Certes, le fisc est le seul compagnon fidèle de l’entreprise durant toutes les étapes de sa vie. Entre les droits de timbre, la taxe d’édilité, la taxe urbaine, la patente, la TVA, l’IR, l’IS, les entreprises se trouvent face à une panoplie d’impôt qu’il faut payer.

L’Etat cherche à alimenter son budget et à faire contribuer à ces charges toutes les catégories d’entreprise, abstraction faite de leur état financier.

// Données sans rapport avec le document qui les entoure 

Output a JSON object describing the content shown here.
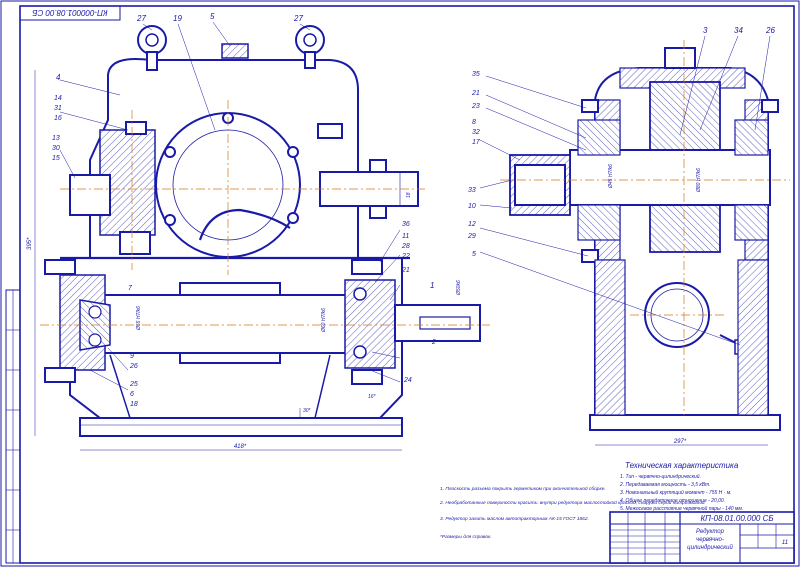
{
  "title_block": {
    "code_rot": "КП-000001.08.00 СБ",
    "document_code": "КП-08.01.00.000 СБ",
    "product_name_line1": "Редуктор",
    "product_name_line2": "червячно-",
    "product_name_line3": "цилиндрический",
    "sheets": "11"
  },
  "tech_char": {
    "heading": "Техническая характеристика",
    "items": [
      "1. Тип - червячно-цилиндрический.",
      "2. Передаваемая мощность - 3,5 кВт.",
      "3. Номинальный крутящий момент - 755 Н · м.",
      "4. Общее передаточное отношение - 20,00.",
      "5. Межосевое расстояние червячной пары - 140 мм."
    ]
  },
  "notes": {
    "items": [
      "1. Плоскость разъема покрыть герметиком при окончательной сборке.",
      "2. Необработанные поверхности красить: внутри редуктора маслостойкой краской, снаружи серой нитроэмалью.",
      "3. Редуктор залить маслом автотракторным АК-15 ГОСТ 1862."
    ],
    "footer": "*Размеры для справок."
  },
  "part_labels_front": [
    "27",
    "19",
    "5",
    "27",
    "4",
    "14",
    "31",
    "16",
    "13",
    "30",
    "15",
    "36",
    "11",
    "28",
    "22",
    "21",
    "1",
    "7",
    "9",
    "26",
    "25",
    "6",
    "18",
    "2",
    "24"
  ],
  "part_labels_side": [
    "3",
    "34",
    "26",
    "35",
    "21",
    "23",
    "8",
    "32",
    "17",
    "33",
    "10",
    "12",
    "29",
    "5"
  ],
  "dimensions": {
    "overall_length": "418*",
    "overall_height": "395*",
    "side_width": "297*",
    "base_h1": "30*",
    "base_h2": "16*",
    "shaft_d": "Ø50k6",
    "fit1": "Ø55 H7/k6",
    "fit2": "Ø60 H7/k6",
    "fit3": "Ø45 H7/k6",
    "fit4": "Ø80 H7/k6",
    "key": "18"
  }
}
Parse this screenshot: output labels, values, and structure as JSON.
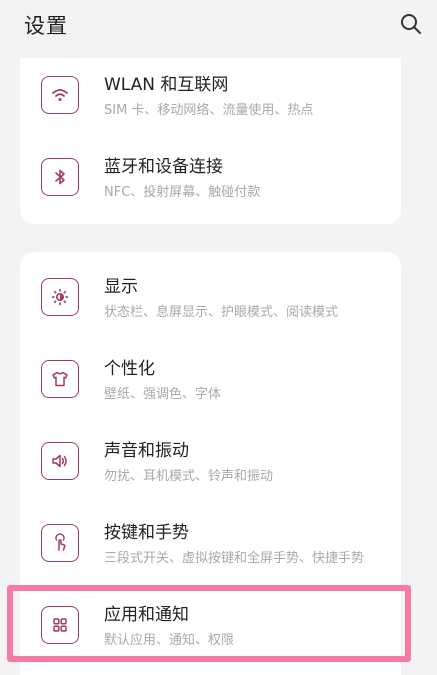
{
  "header": {
    "title": "设置"
  },
  "groups": [
    {
      "items": [
        {
          "title": "WLAN 和互联网",
          "subtitle": "SIM 卡、移动网络、流量使用、热点",
          "icon": "wifi-icon"
        },
        {
          "title": "蓝牙和设备连接",
          "subtitle": "NFC、投射屏幕、触碰付款",
          "icon": "bluetooth-icon"
        }
      ]
    },
    {
      "items": [
        {
          "title": "显示",
          "subtitle": "状态栏、息屏显示、护眼模式、阅读模式",
          "icon": "brightness-icon"
        },
        {
          "title": "个性化",
          "subtitle": "壁纸、强调色、字体",
          "icon": "tshirt-icon"
        },
        {
          "title": "声音和振动",
          "subtitle": "勿扰、耳机模式、铃声和振动",
          "icon": "speaker-icon"
        },
        {
          "title": "按键和手势",
          "subtitle": "三段式开关、虚拟按键和全屏手势、快捷手势",
          "icon": "gesture-icon"
        },
        {
          "title": "应用和通知",
          "subtitle": "默认应用、通知、权限",
          "icon": "apps-grid-icon"
        }
      ]
    }
  ],
  "colors": {
    "accent": "#a13a5e",
    "highlight": "#f57aa6",
    "background": "#f3f3f5"
  }
}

Cette situation les pousse à dissimuler une partie de leur bénéfice ou de se placer en déficit structurel, surtout qu’elles sont inconscientes de l’aspect social de l’impôt.

Le fisc quant à lui, essaie d’assurer le contrôle de la manière la plus efficace que possible, mais se trouvent devant les barrières insurmontables surtout que les entreprises sont fortes dans l’art de minimiser l’impôt. Alors, les autorités n’avaient qu’à mettre en place des législations punissant tout acte de fraude. Mais est ce que la sanction pénale est toujours suffisante ?

Si elle arrive à limiter le nombre de ces actes, elle ne pourra jamais les éliminer de façon définitive. La lutte contre la fraude et l’évasion fiscale nécessite tout d’abord l’énoncé des textes législatifs rigoureux, clairs et complets qui prennent en compte que la comptabilité ne reflète pas toujours la réalité, ainsi qu’une large compagne de sensibilisation au rôle social et économique que joue l’impôt.